A gray stone wall around the holy precinct kept him from getting more than a glimpse of the roof of the temple of Dionysos. That roof was of red tiles, like those of most of the nearby houses. These, though, were faded by the sun and cracked and weathered by who could say how many freezes and rainstorms. The temple had stood there a very long time.

Menedemos pointed to a street that headed south just beyond the temple. “Shall we try this one?”

“Why not?” Sostratos replied. “If we’re wrong, we can’t be far wrong. The Athenian said second or third house down, didn’t he?”

“That’s right,” Menedemos said. When they came to the second house, he knocked on the door.

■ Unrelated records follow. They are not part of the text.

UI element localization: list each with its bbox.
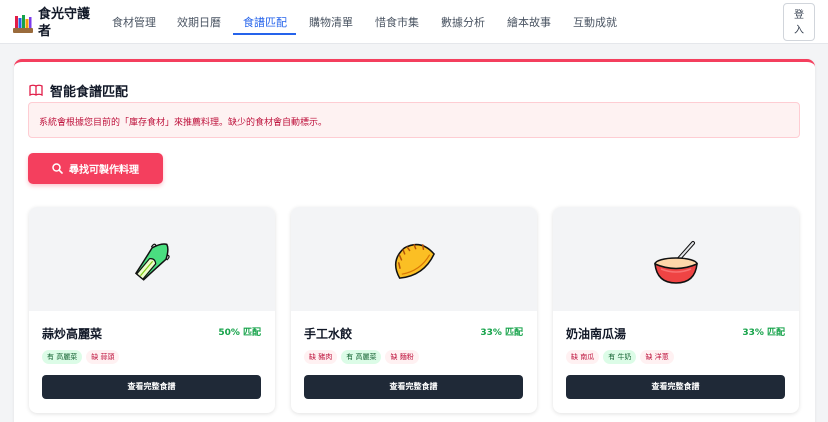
active-tab-indicator bbox=[233, 33, 296, 35]
recipe-image bbox=[553, 207, 799, 311]
nav-item-calendar[interactable]: 效期日曆 bbox=[177, 14, 221, 30]
recipe-card: 奶油南瓜湯 33% 匹配 缺 南瓜 有 牛奶 缺 洋蔥 查看完整食譜 bbox=[553, 207, 799, 413]
recipe-match-panel: 智能食譜匹配 系統會根據您目前的「庫存食材」來推薦料理。缺少的食材會自動標示。 … bbox=[14, 59, 815, 422]
panel-title: 智能食譜匹配 bbox=[50, 84, 129, 100]
ingredient-tag-have: 有 高麗菜 bbox=[42, 350, 83, 364]
view-recipe-button[interactable]: 查看完整食譜 bbox=[566, 375, 785, 399]
dumpling-icon bbox=[394, 243, 435, 279]
ingredient-tag-missing: 缺 南瓜 bbox=[566, 350, 600, 364]
ingredient-tag-missing: 缺 蒜頭 bbox=[86, 350, 120, 364]
find-recipes-label: 尋找可製作料理 bbox=[69, 165, 139, 176]
ingredient-tag-missing: 缺 洋蔥 bbox=[640, 350, 674, 364]
recipe-name: 蒜炒高麗菜 bbox=[42, 327, 103, 341]
match-percentage: 50% 匹配 bbox=[218, 328, 261, 338]
info-notice: 系統會根據您目前的「庫存食材」來推薦料理。缺少的食材會自動標示。 bbox=[28, 102, 800, 138]
ingredient-tags: 有 高麗菜 缺 蒜頭 bbox=[42, 350, 120, 364]
ingredient-tag-have: 有 牛奶 bbox=[603, 350, 637, 364]
app-logo[interactable]: 食光守護者 bbox=[12, 6, 98, 40]
nav-item-analytics[interactable]: 數據分析 bbox=[441, 14, 485, 30]
recipe-card: 手工水餃 33% 匹配 缺 豬肉 有 高麗菜 缺 麵粉 查看完整食譜 bbox=[291, 207, 537, 413]
nav-item-market[interactable]: 惜食市集 bbox=[375, 14, 419, 30]
nav-item-ingredients[interactable]: 食材管理 bbox=[112, 14, 156, 30]
find-recipes-button[interactable]: 尋找可製作料理 bbox=[28, 153, 163, 184]
login-label: 登入 bbox=[794, 10, 804, 36]
bok-choy-icon bbox=[134, 243, 170, 281]
nav-item-stories[interactable]: 繪本故事 bbox=[507, 14, 551, 30]
view-recipe-button[interactable]: 查看完整食譜 bbox=[304, 375, 523, 399]
recipe-name: 手工水餃 bbox=[304, 327, 353, 341]
recipe-image bbox=[29, 207, 275, 311]
top-navbar: 食光守護者 食材管理 效期日曆 食譜匹配 購物清單 惜食市集 數據分析 繪本故事… bbox=[0, 0, 828, 44]
login-button[interactable]: 登入 bbox=[783, 3, 815, 41]
ingredient-tags: 缺 豬肉 有 高麗菜 缺 麵粉 bbox=[304, 350, 419, 364]
match-percentage: 33% 匹配 bbox=[480, 328, 523, 338]
ingredient-tags: 缺 南瓜 有 牛奶 缺 洋蔥 bbox=[566, 350, 674, 364]
recipe-name: 奶油南瓜湯 bbox=[566, 327, 627, 341]
nav-item-achievements[interactable]: 互動成就 bbox=[573, 14, 617, 30]
soup-bowl-icon bbox=[654, 241, 698, 284]
recipe-card: 蒜炒高麗菜 50% 匹配 有 高麗菜 缺 蒜頭 查看完整食譜 bbox=[29, 207, 275, 413]
ingredient-tag-missing: 缺 豬肉 bbox=[304, 350, 338, 364]
bookshelf-logo-icon bbox=[13, 15, 33, 33]
match-percentage: 33% 匹配 bbox=[742, 328, 785, 338]
book-icon bbox=[29, 84, 43, 96]
panel-header: 智能食譜匹配 bbox=[29, 80, 128, 100]
view-recipe-button[interactable]: 查看完整食譜 bbox=[42, 375, 261, 399]
ingredient-tag-missing: 缺 麵粉 bbox=[385, 350, 419, 364]
info-text: 系統會根據您目前的「庫存食材」來推薦料理。缺少的食材會自動標示。 bbox=[39, 118, 328, 128]
ingredient-tag-have: 有 高麗菜 bbox=[341, 350, 382, 364]
nav-item-recipes[interactable]: 食譜匹配 bbox=[243, 14, 287, 30]
app-title: 食光守護者 bbox=[38, 7, 91, 39]
nav-item-shopping-list[interactable]: 購物清單 bbox=[309, 14, 353, 30]
recipe-image bbox=[291, 207, 537, 311]
search-icon bbox=[52, 163, 63, 174]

Several dogs inside the house started howling: not little yapping lap-dogs, but Kastorian hunting hounds with big, deep voices. Menedemos found himself hoping whoever was in there wouldn’t open the door. He let out a sigh of relief when all he got was a hoarse shout: “Who’s there? What do you want?”

“Is this the house of Protomakhos son of… uh…?”

“Alypetos,” Sostratos supplied.

“No,” the voice said over the baying of the hounds. “He lives next door, one house down.”

“Artemis be praised for that,” Menedemos muttered as they went on to the next house. “If they’d opened the door to that last place, those dogs might have eaten us alive.”

“We wouldn’t have been alive for long,” Sostratos said, relentlessly accurate. “And how would you like to live next door to that racket all the time? I like my peace and quiet. If it were me, I’d be tempted to throw some poisoned meat over the wall and get rid of a few of those beasts.”

“It’s not just the racket, either.” Menedemos held his nose. “I know cities can’t help being smelly places, but I don’t fancy dog shit in my nostrils all day long. There’ll be more flies, too, especially when the weather warms up.”

“Would you rather stay at an inn, then?” Sostratos asked.

Menedemos sighed and tossed his head. “No, we’re here.” He knocked on the door. Again, someone on the inside asked who he was. He gave his name and Sostratos’, adding, “This is the house of the Rhodian proxenos, isn’t it?”

The door opened. The man standing there had to be Protomakhos himself. He was about fifty, broad-shouldered, a little thick in the belly but still vigorous, with a face that would have been strikingly handsome but for a nose that had met a mishap somewhere and bent to the left. “Come in, friends,” he said. “Use my house as your own for as long as you’re in Athens. I’ve heard of your fathers. If you match them, you won’t be doing bad. Try to ignore the smell from next door; Demotimos raises hunting dogs.”

“Thank you very much,” Menedemos and Sostratos said together. Protomakhos stood aside to let them in. A beginning, Menedemos thought. In he went, Sostratos at his heels.